As ofertas de ajuda e o apoio moral que recebemos da comunidade da ARI e de muitas outras do nosso país, assim como a presença de seus membros em nossos eventos virtuais, como a Havdalá com a participação do rabino Margulies, nos deram a certeza de que somos importantes para nossos irmãos do Brasil e do mundo.
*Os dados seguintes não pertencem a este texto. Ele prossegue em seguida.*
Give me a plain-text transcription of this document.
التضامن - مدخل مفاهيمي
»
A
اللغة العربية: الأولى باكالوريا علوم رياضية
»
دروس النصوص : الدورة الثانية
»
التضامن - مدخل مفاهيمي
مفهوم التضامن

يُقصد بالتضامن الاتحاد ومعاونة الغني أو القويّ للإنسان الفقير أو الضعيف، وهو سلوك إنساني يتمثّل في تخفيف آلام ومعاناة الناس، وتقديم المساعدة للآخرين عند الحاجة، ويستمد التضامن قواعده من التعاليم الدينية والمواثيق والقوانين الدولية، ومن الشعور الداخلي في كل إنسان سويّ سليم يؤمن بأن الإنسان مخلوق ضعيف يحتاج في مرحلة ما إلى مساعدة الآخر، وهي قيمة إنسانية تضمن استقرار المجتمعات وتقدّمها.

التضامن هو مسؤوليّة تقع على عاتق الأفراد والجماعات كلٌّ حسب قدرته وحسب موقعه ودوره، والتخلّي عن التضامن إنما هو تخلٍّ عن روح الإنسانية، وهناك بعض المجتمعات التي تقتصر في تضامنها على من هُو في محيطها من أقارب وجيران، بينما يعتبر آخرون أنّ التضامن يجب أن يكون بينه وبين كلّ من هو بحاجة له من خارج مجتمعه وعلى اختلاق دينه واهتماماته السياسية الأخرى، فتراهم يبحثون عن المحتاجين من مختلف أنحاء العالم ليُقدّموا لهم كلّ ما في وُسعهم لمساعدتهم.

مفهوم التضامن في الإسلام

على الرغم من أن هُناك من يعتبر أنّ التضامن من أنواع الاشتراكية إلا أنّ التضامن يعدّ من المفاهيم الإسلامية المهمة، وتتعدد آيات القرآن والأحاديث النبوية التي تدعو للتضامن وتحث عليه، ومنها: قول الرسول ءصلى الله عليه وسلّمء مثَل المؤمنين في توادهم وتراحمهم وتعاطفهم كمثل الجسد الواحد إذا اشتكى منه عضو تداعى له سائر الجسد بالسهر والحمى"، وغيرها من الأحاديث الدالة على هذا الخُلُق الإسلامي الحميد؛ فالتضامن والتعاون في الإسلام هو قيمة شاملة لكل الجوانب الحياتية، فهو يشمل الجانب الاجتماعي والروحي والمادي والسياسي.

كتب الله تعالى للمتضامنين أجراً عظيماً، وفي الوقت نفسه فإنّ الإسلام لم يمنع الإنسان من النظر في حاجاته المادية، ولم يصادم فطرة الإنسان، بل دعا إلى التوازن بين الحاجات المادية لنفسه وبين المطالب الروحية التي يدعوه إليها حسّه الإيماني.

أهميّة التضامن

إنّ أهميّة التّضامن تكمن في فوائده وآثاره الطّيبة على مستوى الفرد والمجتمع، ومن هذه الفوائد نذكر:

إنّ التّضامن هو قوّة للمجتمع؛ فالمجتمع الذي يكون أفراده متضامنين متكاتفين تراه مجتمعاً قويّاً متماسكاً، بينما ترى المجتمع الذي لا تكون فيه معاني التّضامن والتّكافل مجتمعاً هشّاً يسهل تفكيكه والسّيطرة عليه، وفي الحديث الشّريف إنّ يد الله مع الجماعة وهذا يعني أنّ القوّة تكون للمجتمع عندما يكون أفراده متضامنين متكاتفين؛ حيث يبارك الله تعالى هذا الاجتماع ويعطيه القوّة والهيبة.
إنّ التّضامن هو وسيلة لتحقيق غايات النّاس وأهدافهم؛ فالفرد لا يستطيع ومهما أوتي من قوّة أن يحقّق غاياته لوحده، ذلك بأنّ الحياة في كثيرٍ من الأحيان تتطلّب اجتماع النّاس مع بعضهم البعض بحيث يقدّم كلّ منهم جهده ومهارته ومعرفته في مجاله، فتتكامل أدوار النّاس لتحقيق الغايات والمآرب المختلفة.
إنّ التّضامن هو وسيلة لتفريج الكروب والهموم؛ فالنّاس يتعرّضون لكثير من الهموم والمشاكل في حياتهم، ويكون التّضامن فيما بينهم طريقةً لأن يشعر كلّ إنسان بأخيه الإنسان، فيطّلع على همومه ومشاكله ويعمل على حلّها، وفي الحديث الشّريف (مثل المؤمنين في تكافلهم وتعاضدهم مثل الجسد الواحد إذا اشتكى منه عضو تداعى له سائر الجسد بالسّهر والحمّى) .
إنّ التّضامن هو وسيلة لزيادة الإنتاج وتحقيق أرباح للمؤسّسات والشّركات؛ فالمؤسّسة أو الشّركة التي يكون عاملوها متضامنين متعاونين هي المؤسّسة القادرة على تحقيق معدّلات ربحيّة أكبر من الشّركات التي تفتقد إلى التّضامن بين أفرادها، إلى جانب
Esse sentimento de ajuda ao próximo e de tikun olam não se limitou somente aos membros da comunidade: nos meses de janeiro e fevereiro de 2021, a população amazonense passou por momentos difíceis, quando, em meio à onda de uma variante violenta do vírus, os suprimentos de oxigênio colapsaram. A cidade de Manaus, com quase 2,4 milhões de habitantes, está localizada no centro geográfico da Amazônia e é cercada pela floresta. Nosso abastecimento é feito quase que exclusivamente pelos rios. Há quem diga que se a estrada que nos liga ao sul e sudeste tivesse boas condições de tráfego, essa tragédia teria sido menor. Nesse contexto, membros de nossa kehilá encabeçaram listas de doações para o sistema de saúde local e o CIAM orientou que todas as ofertas vindas de membros de outras comunidades fossem canalizadas para estas iniciativas.
Se por um lado vivemos momentos tristes, quando perdemos em cinco semanas cinco membros de nossa comunidade pela Covid (no total nove em oito meses), por outro lado constatamos que não estamos sozinhos. As ofertas de ajuda e o apoio moral que recebemos da comunidade da ARI e de muitas outras do nosso país, assim como a presença de seus membros em nossos eventos virtuais, como a Havdalá em 23-2-2021, com a participação do rabino Margulies, nos deram a certeza de que somos importantes para nossos irmãos do Brasil e do mundo.
David Vidal Israel é presidente do Comitê Israelita do Amazonas para o Biênio 2020-2021.
Este artigo foi escrito em março de 2021.